Apalagi, jika pinjaman online itu berasal dari perusahaan ilegal, akan ada banyak kerugian yang dialami seperti:

  • Telepon tiap hari
  • Dimasukkan dalam grup WhatsApp yang berisi keluarga, kerabat maupun rekan kerja peminjam
  • Diancam sampai pelecehan seksual untuk melunasi utang peminjam
  • Intimidasi dengan kata-kata tidak pantas dan kotor

Kalau sudah begini, tentu akan sangat mengganggu bukan TemanKlik. Nah, jika suatu saat kamu menjadi penjamin pinjaman online tanpa persetujuanmu, ada beberapa hal yang bisa dilakukan.

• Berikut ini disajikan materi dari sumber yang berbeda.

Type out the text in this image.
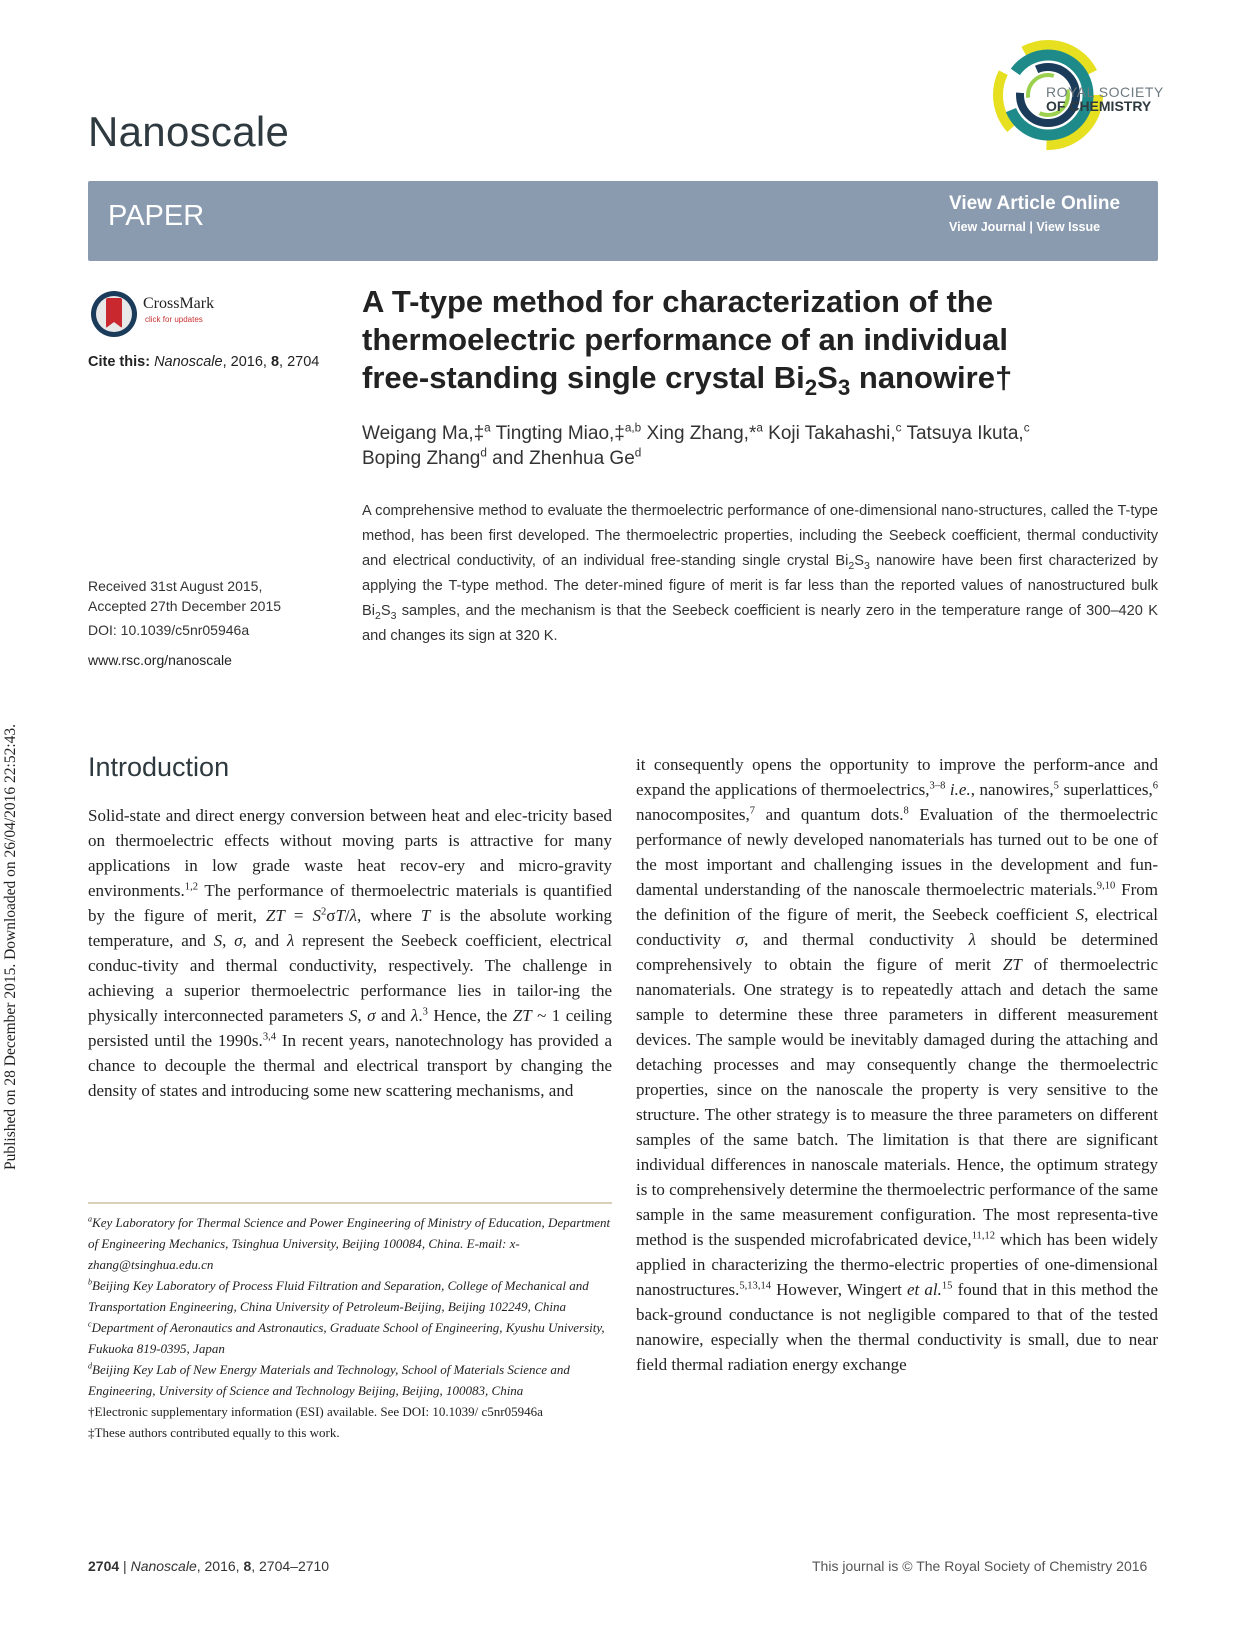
Published on 28 December 2015. Downloaded on 26/04/2016 22:52:43.
Nanoscale
ROYAL SOCIETY
OF CHEMISTRY
PAPER	View Article Online
View Journal | View Issue
CrossMark
click for updates
Cite this: Nanoscale, 2016, 8, 2704
Received 31st August 2015,
Accepted 27th December 2015
DOI: 10.1039/c5nr05946a
www.rsc.org/nanoscale
A T-type method for characterization of the
thermoelectric performance of an individual
free-standing single crystal $Bi_2S_3$ nanowire†
Weigang Ma,‡$^a$ Tingting Miao,‡$^{a,b}$ Xing Zhang,*$^a$ Koji Takahashi,$^c$ Tatsuya Ikuta,$^c$
Boping Zhang$^d$ and Zhenhua Ge$^d$
A comprehensive method to evaluate the thermoelectric performance of one-dimensional nano-structures, called the T-type method, has been first developed. The thermoelectric properties, including the Seebeck coefficient, thermal conductivity and electrical conductivity, of an individual free-standing single crystal $Bi_2S_3$ nanowire have been first characterized by applying the T-type method. The deter-mined figure of merit is far less than the reported values of nanostructured bulk $Bi_2S_3$ samples, and the mechanism is that the Seebeck coefficient is nearly zero in the temperature range of 300–420 K and changes its sign at 320 K.
Introduction
Solid-state and direct energy conversion between heat and elec-tricity based on thermoelectric effects without moving parts is attractive for many applications in low grade waste heat recov-ery and micro-gravity environments.$^{1,2}$ The performance of thermoelectric materials is quantified by the figure of merit, ZT = $S^2\sigma T/\lambda$, where T is the absolute working temperature, and S, σ, and λ represent the Seebeck coefficient, electrical conduc-tivity and thermal conductivity, respectively. The challenge in achieving a superior thermoelectric performance lies in tailor-ing the physically interconnected parameters S, σ and λ.$^3$ Hence, the ZT ~ 1 ceiling persisted until the 1990s.$^{3,4}$ In recent years, nanotechnology has provided a chance to decouple the thermal and electrical transport by changing the density of states and introducing some new scattering mechanisms, and
$^a$Key Laboratory for Thermal Science and Power Engineering of Ministry of Education, Department of Engineering Mechanics, Tsinghua University, Beijing 100084, China. E-mail: x-zhang@tsinghua.edu.cn
$^b$Beijing Key Laboratory of Process Fluid Filtration and Separation, College of Mechanical and Transportation Engineering, China University of Petroleum-Beijing, Beijing 102249, China
$^c$Department of Aeronautics and Astronautics, Graduate School of Engineering, Kyushu University, Fukuoka 819-0395, Japan
$^d$Beijing Key Lab of New Energy Materials and Technology, School of Materials Science and Engineering, University of Science and Technology Beijing, Beijing, 100083, China
†Electronic supplementary information (ESI) available. See DOI: 10.1039/ c5nr05946a
‡These authors contributed equally to this work.
it consequently opens the opportunity to improve the perform-ance and expand the applications of thermoelectrics,$^{3-8}$ i.e., nanowires,$^5$ superlattices,$^6$ nanocomposites,$^7$ and quantum dots.$^8$ Evaluation of the thermoelectric performance of newly developed nanomaterials has turned out to be one of the most important and challenging issues in the development and fun-damental understanding of the nanoscale thermoelectric materials.$^{9,10}$ From the definition of the figure of merit, the Seebeck coefficient S, electrical conductivity σ, and thermal conductivity λ should be determined comprehensively to obtain the figure of merit ZT of thermoelectric nanomaterials. One strategy is to repeatedly attach and detach the same sample to determine these three parameters in different measurement devices. The sample would be inevitably damaged during the attaching and detaching processes and may consequently change the thermoelectric properties, since on the nanoscale the property is very sensitive to the structure. The other strategy is to measure the three parameters on different samples of the same batch. The limitation is that there are significant individual differences in nanoscale materials. Hence, the optimum strategy is to comprehensively determine the thermoelectric performance of the same sample in the same measurement configuration. The most representa-tive method is the suspended microfabricated device,$^{11,12}$ which has been widely applied in characterizing the thermo-electric properties of one-dimensional nanostructures.$^{5,13,14}$ However, Wingert et al.$^{15}$ found that in this method the back-ground conductance is not negligible compared to that of the tested nanowire, especially when the thermal conductivity is small, due to near field thermal radiation energy exchange
2704 | Nanoscale, 2016, 8, 2704–2710	This journal is © The Royal Society of Chemistry 2016
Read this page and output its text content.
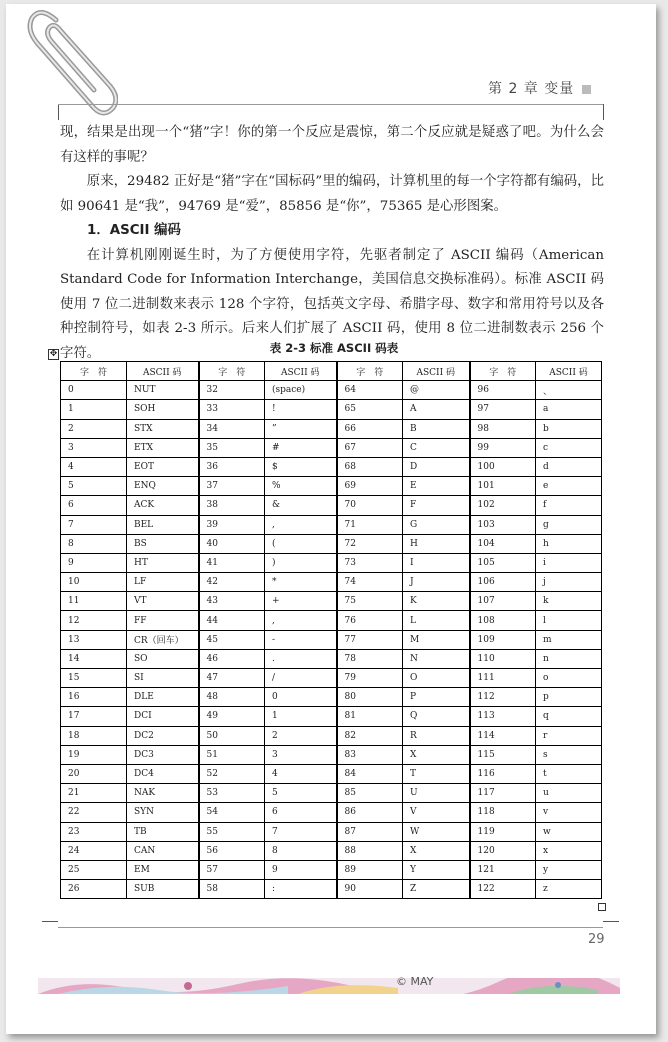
第 2 章 变量

现，结果是出现一个“猪”字！你的第一个反应是震惊，第二个反应就是疑惑了吧。为什么会有这样的事呢？

原来，29482 正好是“猪”字在“国标码”里的编码，计算机里的每一个字符都有编码，比如 90641 是“我”，94769 是“爱”，85856 是“你”，75365 是心形图案。

1．ASCII 编码

在计算机刚刚诞生时，为了方便使用字符，先驱者制定了 ASCII 编码（American Standard Code for Information Interchange，美国信息交换标准码）。标准 ASCII 码使用 7 位二进制数来表示 128 个字符，包括英文字母、希腊字母、数字和常用符号以及各种控制符号，如表 2-3 所示。后来人们扩展了 ASCII 码，使用 8 位二进制数表示 256 个字符。	表 2-3 标准 ASCII 码表
✥
字　符	ASCII 码	字　符	ASCII 码	字　符	ASCII 码	字　符	ASCII 码
0	NUT	32	(space)	64	@	96	、
1	SOH	33	!	65	A	97	a
2	STX	34	”	66	B	98	b
3	ETX	35	#	67	C	99	c
4	EOT	36	$	68	D	100	d
5	ENQ	37	%	69	E	101	e
6	ACK	38	&	70	F	102	f
7	BEL	39	,	71	G	103	g
8	BS	40	(	72	H	104	h
9	HT	41	)	73	I	105	i
10	LF	42	*	74	J	106	j
11	VT	43	+	75	K	107	k
12	FF	44	,	76	L	108	l
13	CR（回车）	45	-	77	M	109	m
14	SO	46	.	78	N	110	n
15	SI	47	/	79	O	111	o
16	DLE	48	0	80	P	112	p
17	DCI	49	1	81	Q	113	q
18	DC2	50	2	82	R	114	r
19	DC3	51	3	83	X	115	s
20	DC4	52	4	84	T	116	t
21	NAK	53	5	85	U	117	u
22	SYN	54	6	86	V	118	v
23	TB	55	7	87	W	119	w
24	CAN	56	8	88	X	120	x
25	EM	57	9	89	Y	121	y
26	SUB	58	:	90	Z	122	z
29
© MAY
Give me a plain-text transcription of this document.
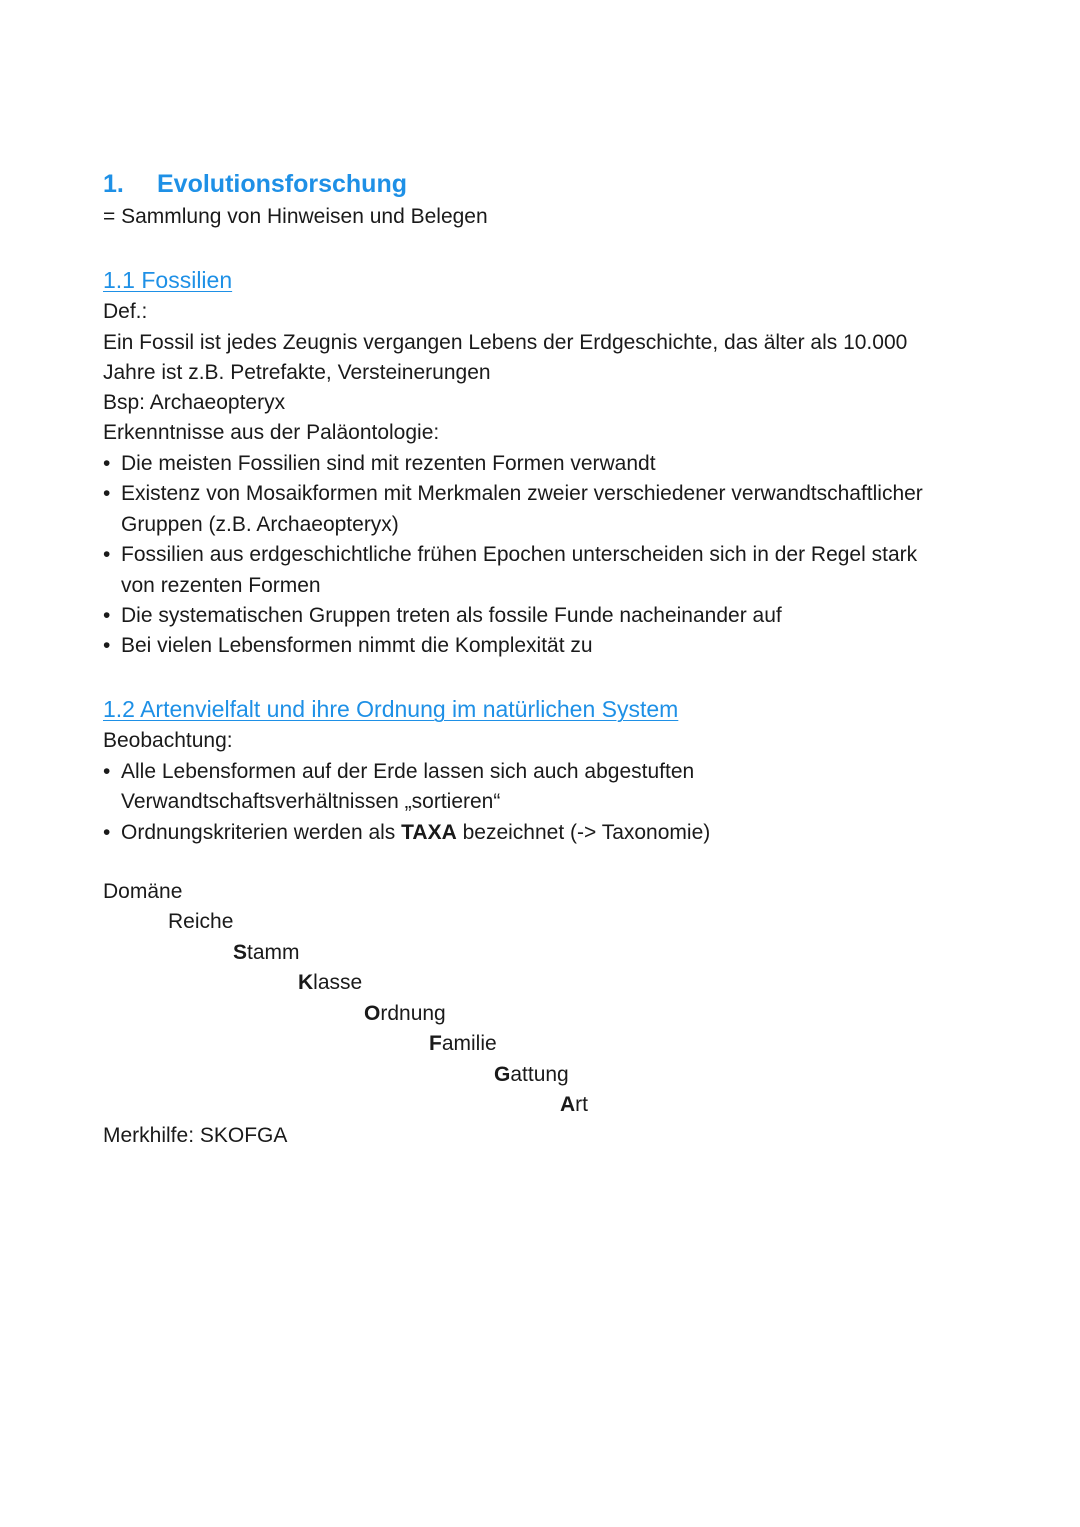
1. Evolutionsforschung
= Sammlung von Hinweisen und Belegen
1.1 Fossilien
Def.:
Ein Fossil ist jedes Zeugnis vergangen Lebens der Erdgeschichte, das älter als 10.000
Jahre ist z.B. Petrefakte, Versteinerungen
Bsp: Archaeopteryx
Erkenntnisse aus der Paläontologie:
• Die meisten Fossilien sind mit rezenten Formen verwandt
• Existenz von Mosaikformen mit Merkmalen zweier verschiedener verwandtschaftlicher
Gruppen (z.B. Archaeopteryx)
• Fossilien aus erdgeschichtliche frühen Epochen unterscheiden sich in der Regel stark
von rezenten Formen
• Die systematischen Gruppen treten als fossile Funde nacheinander auf
• Bei vielen Lebensformen nimmt die Komplexität zu
1.2 Artenvielfalt und ihre Ordnung im natürlichen System
Beobachtung:
• Alle Lebensformen auf der Erde lassen sich auch abgestuften
Verwandtschaftsverhältnissen „sortieren“
• Ordnungskriterien werden als TAXA bezeichnet (-> Taxonomie)
Domäne
Reiche
Stamm
Klasse
Ordnung
Familie
Gattung
Art
Merkhilfe: SKOFGA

Berikut ini langkah yang bisa kamu tempuh saat menjadi penjamin pinjaman online tanpa persetujuan yaitu sebagai berikut:

  • Kumpulkan semua bukti teror, ancaman, intimidasi atau pelecehan yang diterima
  • Adukan ke situs resmi OJK di https://konsumen.ojk.go.id/FormPengaduan
  • Biasanya kamu akan diminta untuk dengan datang ke kantor polisi untuk membuat laporan

Baca juga: 4 Cara Melunasi Pinjaman Online agar Tidak Menggunung

Dalam ketentuan yang diatur dalam Peraturan Otoritas Jasa Keuangan (POJK) No.1/POJK.07/2013 tentang Perlindungan Konsumen Sektor Jasa Keuangan, ada kode etik perusahaan pinjaman online yang harus diperhatikan dalam memperlakukan penagihan:

  • Perusahaan aplikasi (pinjaman online) wajib mencantumkan seluruh biaya yang timbul dari pinjaman, termasuk biaya yang timbul di muka (pada saat pinjaman dicairkan), bunga pinjaman, biaya asuransi, provisi, biaya keterlambatan, dan lainnya.
  • Setiap pinjaman mempertimbangkan dan menyesuaikan ekonomi penerima pinjaman untuk pengembalian.
  • Dilarang menagih menagih utang dengan kekerasan, baik fisik maupun mental, termasuk risak-maya dan merendahkan harga diri penerima pinjaman.
  • Kementerian Komunikasi dan Informatika (Kemenkominfo) juga pernah menjelaskan dengan gamblang bahwa persekusi dan penyalahgunaan data pribadi pelanggan melanggar Undang-Undang Informasi dan Transaksi Elektronik (UU ITE) dan Peraturan Menteri Kominfo No.20/2016 tentang Perlindungan Data Pribadi dalam Sistem Elektronik.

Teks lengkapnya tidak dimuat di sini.